Ulysses Bloodstone has died, and his fellow monster hunters have been summoned to Bloodstone Temple to mourn. As part of this ceremony, a new hunt will begin, and to the victor will go the powerful Bloodstone. First, they’ll have to find the monster released in the nearby maze with the artifact affixed to them. Take down the creature and claim your prize. Assembled are the best and most feared slayers, among them Jack Russell (Gael García Bernal, Old), as well as Elsa Bloodstone (Laura Donnelly, Tolkien), the prodigal daughter of Ulysses who has returned, much to the dismay of her evil Stepmother (Harriet Sansom Harris, Licorice Pizza). Yet there is another monster among them who is also interested in more than just Bloodstone, ready to rise before the night is out,

Filmed predominantly in black and white and shot to look like a production from one of those creaky movie studios like Hammer, you might imagine Werewolf by Night to have been directed by Frankenstein’s James Whale. It’s undoubtedly massive enough in scale (and performance) to be attributed to that legendary film director. Giacchino hints at the same type of promising career behind the camera as the one he already has had composing for it. The absence of color brings out the textures in the maze, made up of hedges and homes with plenty of places for man and monster to hide in wait.

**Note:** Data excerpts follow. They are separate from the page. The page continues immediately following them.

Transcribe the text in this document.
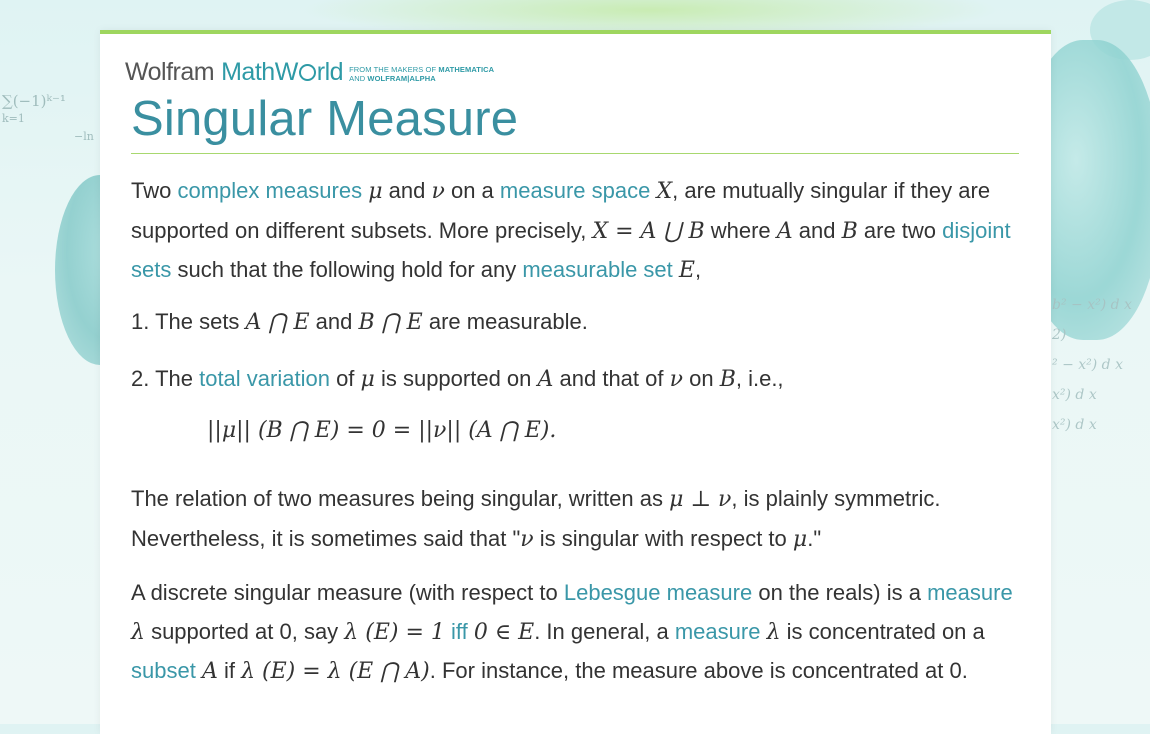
∑(−1)ᵏ⁻¹
k=1
−ln
b² − x²) d x
2)
² − x²) d x
x²) d x
x²) d x
Wolfram MathW rld FROM THE MAKERS OF MATHEMATICA
AND WOLFRAM|ALPHA
Singular Measure

Two complex measures μ and ν on a measure space X, are mutually singular if they are supported on different subsets. More precisely, X = A ⋃ B where A and B are two disjoint sets such that the following hold for any measurable set E,

1. The sets A ⋂ E and B ⋂ E are measurable.

2. The total variation of μ is supported on A and that of ν on B, i.e.,

||μ|| (B ⋂ E) = 0 = ||ν|| (A ⋂ E).

The relation of two measures being singular, written as μ ⊥ ν, is plainly symmetric. Nevertheless, it is sometimes said that "ν is singular with respect to μ."

A discrete singular measure (with respect to Lebesgue measure on the reals) is a measure λ supported at 0, say λ (E) = 1 iff 0 ∈ E. In general, a measure λ is concentrated on a subset A if λ (E) = λ (E ⋂ A). For instance, the measure above is concentrated at 0.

It’s a strange beast, though, this Werewolf by Night. Being the first of its kind in the Marvel Special Presentation Field, it often struggles to find its tone. Does it want to be a warm nod to those Hammer/Universal Studios monster movies they made nearly 100 years ago, or is it going for a particular brand of retro-stalgia and wry humor that will send its fans into the galaxy? I couldn’t tell you if the short is packed with Easter Eggs from other Marvel characters or if it ties into different worlds, but as a stand-alone morsel, it’s a tasty bite but not always the delicious meal it could be with a little more thought behind it.

Without spoiling, I will say the ending is a nice bit of movie magic while bringing the film back fully back to its Marvel roots. In that sense, the spell cast by the filmmakers of Werewolf by Night until that point is broken, and I’m not sure how successful that makes it overall. Sansom Harris is having a ball gnashing at the scenery, and Bernal is a likable lead with several secrets up his sleeve. I’m not sold on Donnelly yet, though she has the pluck Marvel loves in its leading ladies.

A Halloween treat for fans, Marvel and Disney+ use Werewolf by Night as an opportunity to test the waters with something new, and it’s mostly good news. Anything that’s first is bound to find some stumbling blocks, but viewers will appreciate having something different to sink their teeth into this spooky season.